# Discus: food for free swimmers



## rickwaines (Jan 2, 2011)

so, I know I know a community tank is no place for free swimmers but... if on the off chance these little guys make it through the first week are there off the shelf or out of the freezer, perhaps from the marine trade, that can be used to feed these little guys once the ween off the slime? 
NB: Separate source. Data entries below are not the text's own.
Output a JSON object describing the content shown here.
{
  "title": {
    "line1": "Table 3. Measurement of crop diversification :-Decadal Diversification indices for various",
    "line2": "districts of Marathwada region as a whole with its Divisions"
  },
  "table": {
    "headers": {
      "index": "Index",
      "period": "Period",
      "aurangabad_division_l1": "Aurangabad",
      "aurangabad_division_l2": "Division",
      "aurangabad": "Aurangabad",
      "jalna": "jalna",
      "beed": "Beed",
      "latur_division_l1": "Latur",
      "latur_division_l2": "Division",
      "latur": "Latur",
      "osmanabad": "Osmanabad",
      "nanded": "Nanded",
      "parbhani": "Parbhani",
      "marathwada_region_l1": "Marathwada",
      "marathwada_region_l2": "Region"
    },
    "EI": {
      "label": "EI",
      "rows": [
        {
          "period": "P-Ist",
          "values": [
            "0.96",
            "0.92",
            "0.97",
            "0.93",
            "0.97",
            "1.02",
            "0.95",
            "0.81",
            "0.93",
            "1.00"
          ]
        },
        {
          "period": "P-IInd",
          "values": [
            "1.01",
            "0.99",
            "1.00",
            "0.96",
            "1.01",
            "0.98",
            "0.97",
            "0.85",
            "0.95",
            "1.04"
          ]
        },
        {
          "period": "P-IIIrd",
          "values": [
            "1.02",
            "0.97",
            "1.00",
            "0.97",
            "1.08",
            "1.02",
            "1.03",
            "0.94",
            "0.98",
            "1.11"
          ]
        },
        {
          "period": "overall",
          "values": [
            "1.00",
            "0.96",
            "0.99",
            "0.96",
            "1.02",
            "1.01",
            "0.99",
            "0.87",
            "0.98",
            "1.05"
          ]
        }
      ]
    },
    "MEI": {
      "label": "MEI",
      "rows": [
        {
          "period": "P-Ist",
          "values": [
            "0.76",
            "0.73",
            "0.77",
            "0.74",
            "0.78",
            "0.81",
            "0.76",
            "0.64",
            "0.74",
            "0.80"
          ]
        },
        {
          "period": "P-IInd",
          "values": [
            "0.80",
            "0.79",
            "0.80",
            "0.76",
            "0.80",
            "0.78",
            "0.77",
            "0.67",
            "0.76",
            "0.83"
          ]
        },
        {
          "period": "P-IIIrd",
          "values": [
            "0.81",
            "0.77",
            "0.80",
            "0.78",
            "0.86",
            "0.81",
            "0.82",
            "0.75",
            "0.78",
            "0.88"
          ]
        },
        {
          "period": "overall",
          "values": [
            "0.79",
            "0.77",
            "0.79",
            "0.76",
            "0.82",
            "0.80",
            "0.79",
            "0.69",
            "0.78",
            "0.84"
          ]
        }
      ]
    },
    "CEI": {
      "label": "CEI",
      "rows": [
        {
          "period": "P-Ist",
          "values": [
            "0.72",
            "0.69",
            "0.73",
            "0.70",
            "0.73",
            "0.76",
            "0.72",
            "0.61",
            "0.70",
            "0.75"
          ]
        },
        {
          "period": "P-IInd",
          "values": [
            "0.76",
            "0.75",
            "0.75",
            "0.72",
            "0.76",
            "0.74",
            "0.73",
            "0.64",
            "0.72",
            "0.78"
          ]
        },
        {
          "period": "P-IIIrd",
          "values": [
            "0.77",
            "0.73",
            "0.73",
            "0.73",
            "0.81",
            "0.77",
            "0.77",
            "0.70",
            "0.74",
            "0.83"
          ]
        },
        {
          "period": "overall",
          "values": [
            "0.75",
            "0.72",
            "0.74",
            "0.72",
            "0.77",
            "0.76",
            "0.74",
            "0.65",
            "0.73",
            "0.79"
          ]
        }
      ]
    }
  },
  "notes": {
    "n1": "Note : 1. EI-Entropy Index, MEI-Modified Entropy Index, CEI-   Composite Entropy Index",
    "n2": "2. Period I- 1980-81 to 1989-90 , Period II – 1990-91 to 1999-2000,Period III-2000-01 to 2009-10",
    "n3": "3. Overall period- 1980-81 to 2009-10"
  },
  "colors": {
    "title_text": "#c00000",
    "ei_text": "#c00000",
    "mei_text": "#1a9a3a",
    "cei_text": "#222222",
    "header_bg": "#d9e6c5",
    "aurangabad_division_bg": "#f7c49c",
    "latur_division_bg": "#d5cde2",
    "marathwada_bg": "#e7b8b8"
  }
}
bbs, I know but find it a bit fiddly. Isuforia? I have never raised it, is it any easier? Other suggestions?

Rick


----------



## 2wheelsx2 (Apr 21, 2010)

Have you tried Golden Pearls? That should work. Kens Specialty Food


----------



## rickwaines (Jan 2, 2011)

2wheelsx2 said:


> Have you tried Golden Pearls? That should work. Kens Specialty Food


That stuffs seems great. Have you used it?


----------



## rickwaines (Jan 2, 2011)

2wheelsx2 said:


> Have you tried Golden Pearls? That should work. Kens Specialty Food


Anyone have any of this stuff that they might be willing to part with?


----------



## dino (Aug 29, 2011)

I think live brine shrimp is a must


----------



## seanyuki (Apr 22, 2010)

Just sharing.... Rick has the Fry Starter Food .

Fry Starter Food

hth


----------



## 2wheelsx2 (Apr 21, 2010)

I've never tried the Golden Pearls but I just ordered some this week to try for my pleco fry (probably too coarse for discus though).


----------



## Smatt (May 27, 2011)

Brine shrimp isn't that fiddly once set up properly


----------



## Fish rookie (May 21, 2012)

micro worms are quite easy to keep and feed I think.


----------



## MELLO (Apr 21, 2010)

I use baby brine shrimp.


----------



## seanyuki (Apr 22, 2010)

Good choice for brine shrimps......live,frozen or freezed dried for max growth/coloration?.....just learning.



MELLO said:


> I use baby brine shrimp.


----------



## mollyb (May 18, 2010)

BBS is my go to as well, but I've started noticing the babies will actively look for new life spectrum 1 mm pellets as they break up after sitting in the tank for a bit. This is great because now I can put in some of the pellets before I go to work, they nibble on them during the day and there is rarely any leftover when I come home. The babies seem to grow well on this diet, and when they get around 1/2 inch, it looks like they way prefer it to BBS.


----------